Drohnenangriffe gegen den Jemen – aus Ramstein

Die Bundesregierung ist nicht verpflichtet, den USA die Nutzung der Air Base Ramstein für die Durchführung von Drohnenangriffen im Jemen zu untersagen.

Drohnenangriffe gegen den Jemen – aus Ramstein

Diese Ansicht vertrag jetzt jedenfalls das Verwaltungsgericht Köln auf die Klage von jemenitischen Staatsangehörigen aus der Region Hadramout im Osten des Jemen, die bei einem Drohnenangriff am 29. August 2012 im Dorf Khashamir Verwandte (Onkel und Schwager) verloren haben und nun fürchten, selbst Opfer von Drohnenangriffen zu werden.

Mit der Klage wollten Sie die Bundesregierung verpflichten, den USA die Nutzung der Air Base Ramstein für Einsätze von Drohnen auf dem Gebiet der Republik Jemen zu untersagen. Die Kläger gehen davon aus, dass jedenfalls die Daten für die Steuerung von Drohnen im Jemen in der Air Base Ramstein weitergeleitet und auch im Übrigen die Drohnenangriffe von dieser Air Base aus unterstützt werden. Die Drohnenangriffe im Jemen halten sie für völker- und menschenrechtswidrig und meinen, dass die Beklagte nach dem Grundgesetz sowie dem Völkerrecht verpflichtet sei, Gefährdungen für Leib und Leben, die von deutschem Staatsgebiet ausgehen, zu unterbinden. Daher müsse den USA die Nutzung der Air Base Ramstein für alle Aktivitäten im Zusammenhang mit Drohnenangriffen untersagt werden.

Dem folgte das Verwaltungsgericht Köln im Ergebnis nicht: Die Kläger könnten sich, so das Gericht, zwar im Grundsatz auf eine Pflicht der Beklagten zum Schutz von Leib und Leben berufen.
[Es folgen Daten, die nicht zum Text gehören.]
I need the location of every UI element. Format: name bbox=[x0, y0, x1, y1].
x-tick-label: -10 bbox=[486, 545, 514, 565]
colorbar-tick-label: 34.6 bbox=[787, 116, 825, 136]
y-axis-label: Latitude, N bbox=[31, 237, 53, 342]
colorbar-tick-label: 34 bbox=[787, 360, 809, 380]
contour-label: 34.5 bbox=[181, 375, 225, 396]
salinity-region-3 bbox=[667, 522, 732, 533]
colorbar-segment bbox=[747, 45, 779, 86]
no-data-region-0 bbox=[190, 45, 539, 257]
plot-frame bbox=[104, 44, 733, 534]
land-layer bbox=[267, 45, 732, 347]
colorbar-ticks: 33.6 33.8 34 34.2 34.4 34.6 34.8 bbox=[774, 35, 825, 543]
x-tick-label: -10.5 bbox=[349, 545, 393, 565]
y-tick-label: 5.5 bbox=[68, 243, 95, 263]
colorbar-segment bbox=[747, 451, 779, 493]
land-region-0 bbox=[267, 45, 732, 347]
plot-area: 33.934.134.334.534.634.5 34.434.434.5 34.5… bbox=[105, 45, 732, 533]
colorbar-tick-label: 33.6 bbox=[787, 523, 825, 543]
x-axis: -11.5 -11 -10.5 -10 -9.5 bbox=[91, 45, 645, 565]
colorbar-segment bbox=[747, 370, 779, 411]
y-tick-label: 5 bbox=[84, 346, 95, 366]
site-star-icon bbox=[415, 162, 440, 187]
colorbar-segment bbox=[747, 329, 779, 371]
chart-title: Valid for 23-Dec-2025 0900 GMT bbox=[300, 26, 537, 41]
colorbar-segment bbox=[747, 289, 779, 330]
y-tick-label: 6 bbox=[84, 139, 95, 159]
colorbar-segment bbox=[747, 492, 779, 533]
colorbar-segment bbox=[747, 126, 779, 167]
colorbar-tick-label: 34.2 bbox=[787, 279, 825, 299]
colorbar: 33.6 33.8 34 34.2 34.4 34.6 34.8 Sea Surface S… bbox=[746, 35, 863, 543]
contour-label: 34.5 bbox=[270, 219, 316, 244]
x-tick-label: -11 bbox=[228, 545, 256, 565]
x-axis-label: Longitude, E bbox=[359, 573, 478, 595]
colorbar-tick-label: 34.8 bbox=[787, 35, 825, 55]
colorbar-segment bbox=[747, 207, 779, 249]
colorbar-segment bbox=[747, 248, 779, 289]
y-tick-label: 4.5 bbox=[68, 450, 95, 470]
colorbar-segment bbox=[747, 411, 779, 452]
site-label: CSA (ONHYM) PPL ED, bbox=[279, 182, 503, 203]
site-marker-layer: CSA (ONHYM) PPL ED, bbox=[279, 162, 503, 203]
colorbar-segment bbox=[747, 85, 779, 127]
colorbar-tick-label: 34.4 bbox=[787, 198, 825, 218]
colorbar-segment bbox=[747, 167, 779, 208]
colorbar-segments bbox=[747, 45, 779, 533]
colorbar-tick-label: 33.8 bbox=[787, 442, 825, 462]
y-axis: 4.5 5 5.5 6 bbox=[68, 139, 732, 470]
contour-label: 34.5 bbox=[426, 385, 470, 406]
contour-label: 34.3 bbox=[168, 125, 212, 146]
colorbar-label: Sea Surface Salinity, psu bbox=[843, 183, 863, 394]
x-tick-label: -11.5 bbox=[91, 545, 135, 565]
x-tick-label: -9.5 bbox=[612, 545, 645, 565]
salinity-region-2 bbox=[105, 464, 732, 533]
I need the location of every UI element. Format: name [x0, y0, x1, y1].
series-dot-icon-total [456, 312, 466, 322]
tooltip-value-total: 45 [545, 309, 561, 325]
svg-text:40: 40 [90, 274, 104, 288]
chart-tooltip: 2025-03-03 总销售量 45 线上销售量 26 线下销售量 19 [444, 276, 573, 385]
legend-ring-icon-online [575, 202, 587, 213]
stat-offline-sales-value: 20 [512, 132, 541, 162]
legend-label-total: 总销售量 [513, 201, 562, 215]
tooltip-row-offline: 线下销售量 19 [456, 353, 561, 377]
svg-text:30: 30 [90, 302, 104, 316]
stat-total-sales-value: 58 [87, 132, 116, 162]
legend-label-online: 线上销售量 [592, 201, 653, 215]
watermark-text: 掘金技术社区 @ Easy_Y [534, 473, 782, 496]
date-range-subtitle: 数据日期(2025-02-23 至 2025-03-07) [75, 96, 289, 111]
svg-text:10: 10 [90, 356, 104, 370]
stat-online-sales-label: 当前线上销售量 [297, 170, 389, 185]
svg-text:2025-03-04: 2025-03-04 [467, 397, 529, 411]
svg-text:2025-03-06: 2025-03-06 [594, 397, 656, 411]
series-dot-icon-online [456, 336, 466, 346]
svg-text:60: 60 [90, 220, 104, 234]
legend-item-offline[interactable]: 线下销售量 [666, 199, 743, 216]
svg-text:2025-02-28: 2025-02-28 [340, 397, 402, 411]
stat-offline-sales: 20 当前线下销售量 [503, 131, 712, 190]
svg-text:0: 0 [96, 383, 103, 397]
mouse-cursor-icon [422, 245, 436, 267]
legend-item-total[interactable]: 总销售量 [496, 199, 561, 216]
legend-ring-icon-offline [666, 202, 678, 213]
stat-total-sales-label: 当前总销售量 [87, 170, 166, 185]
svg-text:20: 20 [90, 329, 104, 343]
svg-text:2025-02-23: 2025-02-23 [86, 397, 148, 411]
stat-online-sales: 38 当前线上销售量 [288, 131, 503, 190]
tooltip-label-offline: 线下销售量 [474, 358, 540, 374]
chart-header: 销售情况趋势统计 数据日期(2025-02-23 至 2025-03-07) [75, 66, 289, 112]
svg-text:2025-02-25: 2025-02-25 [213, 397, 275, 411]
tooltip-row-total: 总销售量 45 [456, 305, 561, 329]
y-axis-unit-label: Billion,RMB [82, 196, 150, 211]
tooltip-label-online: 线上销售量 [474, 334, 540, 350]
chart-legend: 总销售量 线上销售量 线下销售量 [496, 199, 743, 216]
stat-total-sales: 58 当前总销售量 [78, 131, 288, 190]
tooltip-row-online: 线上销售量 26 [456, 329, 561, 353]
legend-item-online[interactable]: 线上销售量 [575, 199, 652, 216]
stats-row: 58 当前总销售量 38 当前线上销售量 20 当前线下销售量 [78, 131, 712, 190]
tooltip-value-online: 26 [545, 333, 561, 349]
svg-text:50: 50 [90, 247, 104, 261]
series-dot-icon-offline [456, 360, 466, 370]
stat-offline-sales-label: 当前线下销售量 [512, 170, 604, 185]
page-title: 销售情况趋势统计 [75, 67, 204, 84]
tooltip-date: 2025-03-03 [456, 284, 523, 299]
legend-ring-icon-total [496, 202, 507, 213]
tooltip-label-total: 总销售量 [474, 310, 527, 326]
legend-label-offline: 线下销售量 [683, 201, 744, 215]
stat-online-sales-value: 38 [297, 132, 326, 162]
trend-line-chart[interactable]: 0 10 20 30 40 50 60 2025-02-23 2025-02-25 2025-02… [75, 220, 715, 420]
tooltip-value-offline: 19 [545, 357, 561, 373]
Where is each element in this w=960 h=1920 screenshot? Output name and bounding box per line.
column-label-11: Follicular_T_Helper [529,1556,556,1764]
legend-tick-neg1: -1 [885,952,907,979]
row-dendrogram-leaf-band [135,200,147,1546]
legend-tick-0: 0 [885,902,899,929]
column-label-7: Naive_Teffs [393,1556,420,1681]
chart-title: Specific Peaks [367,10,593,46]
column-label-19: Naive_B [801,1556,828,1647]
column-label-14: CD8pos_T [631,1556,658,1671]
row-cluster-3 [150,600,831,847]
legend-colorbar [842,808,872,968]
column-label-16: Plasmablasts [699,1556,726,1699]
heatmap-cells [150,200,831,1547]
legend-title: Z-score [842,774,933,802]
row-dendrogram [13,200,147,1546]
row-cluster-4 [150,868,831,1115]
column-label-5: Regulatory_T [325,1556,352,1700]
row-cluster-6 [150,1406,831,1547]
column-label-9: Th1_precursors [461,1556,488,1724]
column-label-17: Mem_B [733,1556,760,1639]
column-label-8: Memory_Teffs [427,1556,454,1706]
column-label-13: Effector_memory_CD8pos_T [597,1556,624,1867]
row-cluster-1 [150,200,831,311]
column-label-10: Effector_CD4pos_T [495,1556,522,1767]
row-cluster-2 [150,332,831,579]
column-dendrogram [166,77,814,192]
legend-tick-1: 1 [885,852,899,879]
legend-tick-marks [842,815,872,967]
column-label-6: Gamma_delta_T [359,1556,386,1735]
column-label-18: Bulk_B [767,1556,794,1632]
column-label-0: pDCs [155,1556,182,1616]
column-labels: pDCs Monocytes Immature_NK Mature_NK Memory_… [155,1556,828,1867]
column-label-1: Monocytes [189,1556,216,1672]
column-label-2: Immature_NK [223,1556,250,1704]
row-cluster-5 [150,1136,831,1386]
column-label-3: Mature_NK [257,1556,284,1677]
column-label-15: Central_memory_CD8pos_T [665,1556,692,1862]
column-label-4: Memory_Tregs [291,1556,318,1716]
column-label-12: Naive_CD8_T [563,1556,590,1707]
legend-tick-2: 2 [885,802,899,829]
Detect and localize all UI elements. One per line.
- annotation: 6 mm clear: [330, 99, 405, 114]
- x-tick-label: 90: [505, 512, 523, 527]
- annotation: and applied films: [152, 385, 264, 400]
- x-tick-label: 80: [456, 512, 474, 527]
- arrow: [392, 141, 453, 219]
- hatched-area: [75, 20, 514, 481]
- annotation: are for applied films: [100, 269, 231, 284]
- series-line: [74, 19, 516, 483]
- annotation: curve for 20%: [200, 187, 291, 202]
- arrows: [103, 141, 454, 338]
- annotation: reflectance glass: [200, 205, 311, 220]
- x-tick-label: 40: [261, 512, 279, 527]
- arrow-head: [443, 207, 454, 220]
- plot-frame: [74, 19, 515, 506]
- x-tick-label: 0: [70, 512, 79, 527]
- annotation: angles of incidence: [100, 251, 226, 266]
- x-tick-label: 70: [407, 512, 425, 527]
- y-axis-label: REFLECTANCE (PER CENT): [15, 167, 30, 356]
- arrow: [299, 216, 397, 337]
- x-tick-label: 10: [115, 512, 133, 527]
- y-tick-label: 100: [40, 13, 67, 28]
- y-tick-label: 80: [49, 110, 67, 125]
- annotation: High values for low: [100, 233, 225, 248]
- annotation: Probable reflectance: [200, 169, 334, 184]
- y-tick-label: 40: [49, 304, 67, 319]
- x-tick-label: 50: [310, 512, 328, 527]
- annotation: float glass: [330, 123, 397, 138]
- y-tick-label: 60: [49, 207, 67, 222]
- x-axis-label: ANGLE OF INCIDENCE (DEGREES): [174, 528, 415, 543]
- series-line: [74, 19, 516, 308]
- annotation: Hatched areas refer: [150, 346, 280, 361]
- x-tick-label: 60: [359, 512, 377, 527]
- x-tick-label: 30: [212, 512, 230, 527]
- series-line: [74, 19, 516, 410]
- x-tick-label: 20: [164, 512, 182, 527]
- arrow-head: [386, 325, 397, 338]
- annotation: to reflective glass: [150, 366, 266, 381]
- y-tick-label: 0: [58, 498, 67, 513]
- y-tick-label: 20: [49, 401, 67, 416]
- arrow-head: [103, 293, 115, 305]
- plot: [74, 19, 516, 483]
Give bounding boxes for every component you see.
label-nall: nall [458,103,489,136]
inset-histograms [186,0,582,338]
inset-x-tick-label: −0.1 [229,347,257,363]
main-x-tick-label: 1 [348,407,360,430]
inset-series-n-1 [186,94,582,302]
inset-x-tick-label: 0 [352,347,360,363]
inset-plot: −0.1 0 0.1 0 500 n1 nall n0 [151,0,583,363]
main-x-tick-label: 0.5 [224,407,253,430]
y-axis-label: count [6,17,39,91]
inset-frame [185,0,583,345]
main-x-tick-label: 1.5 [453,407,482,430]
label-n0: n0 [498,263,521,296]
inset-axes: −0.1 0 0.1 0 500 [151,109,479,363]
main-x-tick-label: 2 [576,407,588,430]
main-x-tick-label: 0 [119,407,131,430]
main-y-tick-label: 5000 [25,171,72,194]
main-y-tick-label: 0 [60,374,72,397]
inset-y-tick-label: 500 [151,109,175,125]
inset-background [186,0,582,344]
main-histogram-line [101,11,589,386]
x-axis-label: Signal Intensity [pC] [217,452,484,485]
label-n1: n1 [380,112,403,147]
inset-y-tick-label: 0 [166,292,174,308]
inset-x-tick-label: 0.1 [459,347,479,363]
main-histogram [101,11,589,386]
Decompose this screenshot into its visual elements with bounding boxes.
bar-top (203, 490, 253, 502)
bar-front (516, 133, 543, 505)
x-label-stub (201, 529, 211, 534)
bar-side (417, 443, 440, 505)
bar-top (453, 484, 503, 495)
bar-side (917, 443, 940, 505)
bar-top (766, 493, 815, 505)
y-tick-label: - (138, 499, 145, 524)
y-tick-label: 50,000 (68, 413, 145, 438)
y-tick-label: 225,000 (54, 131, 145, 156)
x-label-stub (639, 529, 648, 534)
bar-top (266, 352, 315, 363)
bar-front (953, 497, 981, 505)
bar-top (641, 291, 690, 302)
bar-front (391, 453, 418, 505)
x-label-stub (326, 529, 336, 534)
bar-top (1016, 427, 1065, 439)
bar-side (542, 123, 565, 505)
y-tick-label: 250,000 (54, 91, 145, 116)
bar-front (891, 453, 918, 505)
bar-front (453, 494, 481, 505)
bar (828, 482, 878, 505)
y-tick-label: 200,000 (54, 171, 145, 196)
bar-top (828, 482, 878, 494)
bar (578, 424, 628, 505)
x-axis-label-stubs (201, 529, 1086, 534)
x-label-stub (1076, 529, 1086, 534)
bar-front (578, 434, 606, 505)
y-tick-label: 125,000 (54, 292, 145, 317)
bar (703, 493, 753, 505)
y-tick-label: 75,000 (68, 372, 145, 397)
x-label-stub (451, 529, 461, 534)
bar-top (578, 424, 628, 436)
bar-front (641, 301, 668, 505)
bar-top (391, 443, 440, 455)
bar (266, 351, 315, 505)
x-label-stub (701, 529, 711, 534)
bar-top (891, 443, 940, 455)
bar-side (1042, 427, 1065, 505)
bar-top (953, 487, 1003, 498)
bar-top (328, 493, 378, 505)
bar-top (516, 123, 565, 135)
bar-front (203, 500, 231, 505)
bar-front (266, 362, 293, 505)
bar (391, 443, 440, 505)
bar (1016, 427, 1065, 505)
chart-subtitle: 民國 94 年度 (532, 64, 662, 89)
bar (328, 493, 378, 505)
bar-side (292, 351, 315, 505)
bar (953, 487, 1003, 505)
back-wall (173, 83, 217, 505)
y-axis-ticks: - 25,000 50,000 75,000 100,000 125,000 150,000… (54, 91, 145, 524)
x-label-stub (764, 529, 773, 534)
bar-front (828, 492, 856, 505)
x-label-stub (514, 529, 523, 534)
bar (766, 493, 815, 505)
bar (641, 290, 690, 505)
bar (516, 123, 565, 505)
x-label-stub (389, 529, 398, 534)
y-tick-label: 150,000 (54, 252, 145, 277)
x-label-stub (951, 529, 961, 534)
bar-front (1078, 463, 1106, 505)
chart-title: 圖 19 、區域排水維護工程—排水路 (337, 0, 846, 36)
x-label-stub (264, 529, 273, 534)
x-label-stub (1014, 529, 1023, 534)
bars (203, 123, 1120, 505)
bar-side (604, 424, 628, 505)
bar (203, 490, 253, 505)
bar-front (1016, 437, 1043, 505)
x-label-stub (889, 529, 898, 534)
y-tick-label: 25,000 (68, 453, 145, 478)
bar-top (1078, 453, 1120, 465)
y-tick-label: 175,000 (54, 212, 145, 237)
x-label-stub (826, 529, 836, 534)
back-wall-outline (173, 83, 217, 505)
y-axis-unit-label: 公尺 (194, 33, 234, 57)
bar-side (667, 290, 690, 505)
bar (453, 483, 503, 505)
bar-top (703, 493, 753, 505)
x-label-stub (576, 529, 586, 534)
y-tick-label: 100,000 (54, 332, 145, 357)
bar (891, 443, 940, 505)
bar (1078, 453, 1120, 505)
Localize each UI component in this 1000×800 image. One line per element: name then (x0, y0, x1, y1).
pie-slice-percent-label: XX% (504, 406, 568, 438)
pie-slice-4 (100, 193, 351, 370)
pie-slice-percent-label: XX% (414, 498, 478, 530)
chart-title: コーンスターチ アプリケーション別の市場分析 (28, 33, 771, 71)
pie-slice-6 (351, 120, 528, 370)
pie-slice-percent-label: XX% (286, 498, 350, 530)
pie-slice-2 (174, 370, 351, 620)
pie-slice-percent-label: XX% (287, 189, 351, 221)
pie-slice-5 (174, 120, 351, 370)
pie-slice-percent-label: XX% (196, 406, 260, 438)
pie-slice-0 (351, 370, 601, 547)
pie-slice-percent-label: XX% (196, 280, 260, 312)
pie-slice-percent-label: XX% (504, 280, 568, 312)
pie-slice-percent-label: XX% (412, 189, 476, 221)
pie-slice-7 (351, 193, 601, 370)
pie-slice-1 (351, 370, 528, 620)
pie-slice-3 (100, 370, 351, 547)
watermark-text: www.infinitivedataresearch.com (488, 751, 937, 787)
Eine solche Pflicht bestehe dann auch gegenüber ausländischen Staatsangehörigen, die im Ausland leben, wenn die Gefährdung vom deutschen Hoheitsgebiet ausgehe. Aus der Schutzpflicht folge aber nicht zwingend die von den Klägern begehrte Handlungspflicht. Vielmehr stehe der Beklagten bei der Erfüllung der Schutzpflicht – gerade wenn außenpolitische Angelegenheiten betroffen seien – ein weiter Einschätzungs-, Wertungs- und Handlungs spielraum zu. Dieser Spielraum umfasse auch die völkerrechtliche Bewertung der Drohnenangriffe und dürfe aus Gründen der Gewaltenteilung gerichtlich nur eingeschränkt überprüft werden. Die Bundesregierung habe auch in jüngerer Vergangenheit regelmäßig darauf gedrungen, dass bei der Nutzung der Air Base Ramstein das deutsche Recht und das Völkerrecht beachtet werden. Dies habe die amerikanische Regierung auch zugesagt. Das Gericht könne aufgrund seiner eingeschränkten Kontrollmöglichkeiten keine weitergehende Verpflichtung aussprechen.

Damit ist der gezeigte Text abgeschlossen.